“His legendary “Good evening!” will be missed”: like many, Emmanuel Macron evoked the voice of Frédéric Mitterrand in the tribute he paid to the former minister of culture, who died on Thursday March 21. The Head of State salutes on
For his part, the Prime Minister, Gabriel Attal, speaks of a “man in love with everything that directly or indirectly affects culture”. “A man who had an insatiable thirst for learning and a constant project to do,” he added, believing that France was losing “a total man of culture.”

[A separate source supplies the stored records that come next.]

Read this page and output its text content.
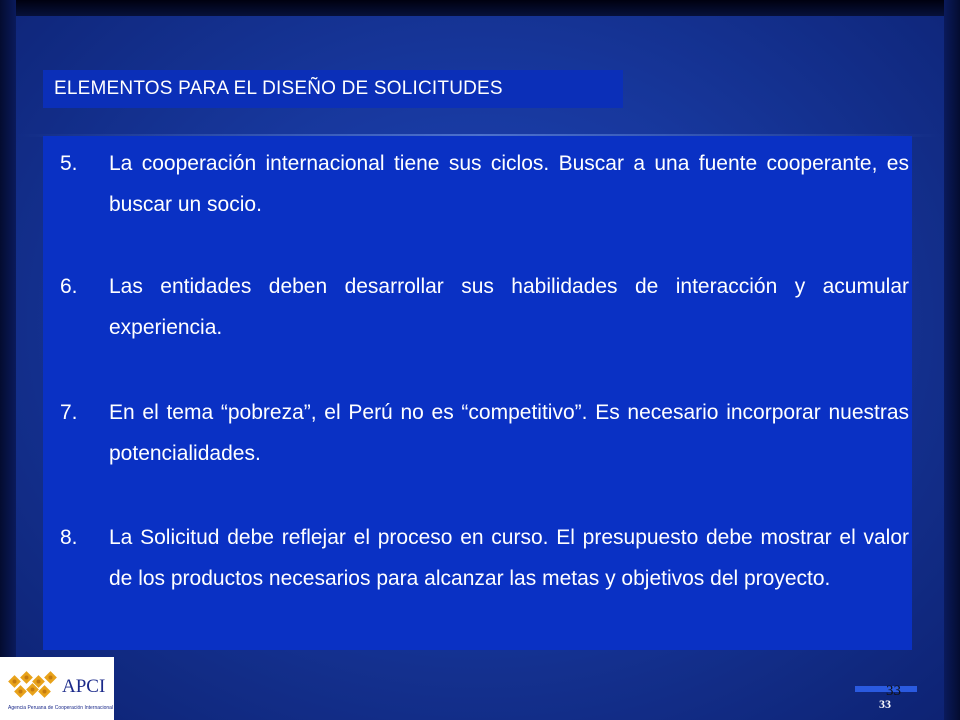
ELEMENTOS PARA EL DISEÑO DE SOLICITUDES
5.	La cooperación internacional tiene sus ciclos. Buscar a una fuente cooperante, es buscar un socio.
6.	Las entidades deben desarrollar sus habilidades de interacción y acumular experiencia.
7.	En el tema “pobreza”, el Perú no es “competitivo”. Es necesario incorporar nuestras potencialidades.
8.	La Solicitud debe reflejar el proceso en curso. El presupuesto debe mostrar el valor de los productos necesarios para alcanzar las metas y objetivos del proyecto.
APCI
Agencia Peruana de Cooperación Internacional
33
33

Former President Nicolas Sarkozy, who had him appointed Minister of Culture in the Fillon government, describes “a deeply cultivated and delicate man, a being apart, sensitive and endearing, an unclassifiable personality, so far from life partisan.” Rachida Dati, who was a minister alongside Frédéric Mitterrand and today follows in his footsteps in culture, remembers on elegance.”
“Minister, man of letters, culture and the media, he leaves behind a great void after a life made of political passion and love of cinema,” mentioned, for her part, the President of the National Assembly, Yaël Braun-Pivet. His counterpart in the Senate, Gérard Larcher, paid tribute to the “former minister with multiple cultural hats and unique voice of television”.
Jack Lang’s tribute
The former Minister of Culture, Jack Lang, salutes on X a man who “has served the arts with passion, erudition and love throughout his life”. “Our common loyalty to François Mitterrand united us deeply,” he continues.
Nephew of the former socialist president, Frédéric Mitterrand was for a time part of the Movement of Left Radicals (MRG), a center-left party, before supporting Jacques Chirac in 1995, during the presidential election.
The former socialist president, François Hollande, praises, like many others, the former minister’s “passion for culture” as well as “his commitment to cinema and television”.
To evoke one of her predecessors, another former minister of culture, Rima Abdul Malak, uses oxymorons, emphasizing “the panache and the melancholy. The lightness and torment” that Frédéric Mitterrand exuded.
“He was a great minister of culture, whose passion marked our country. His contribution to art and politics transcends divisions,” declared, for his part, the boss of the Republicans, Eric Ciotti.
Valérie Pécresse, president of the Ile-de-France region, who was a minister alongside him in the government of François Fillon, also describes on X a “great minister of culture”, “visionary” and “anti-conformist”. . “Île-de-France owes him the Ateliers Médicis in Clichy-Montfermeil, this Medici villa for artists born “on the wrong side of the ring road”,” she recalls.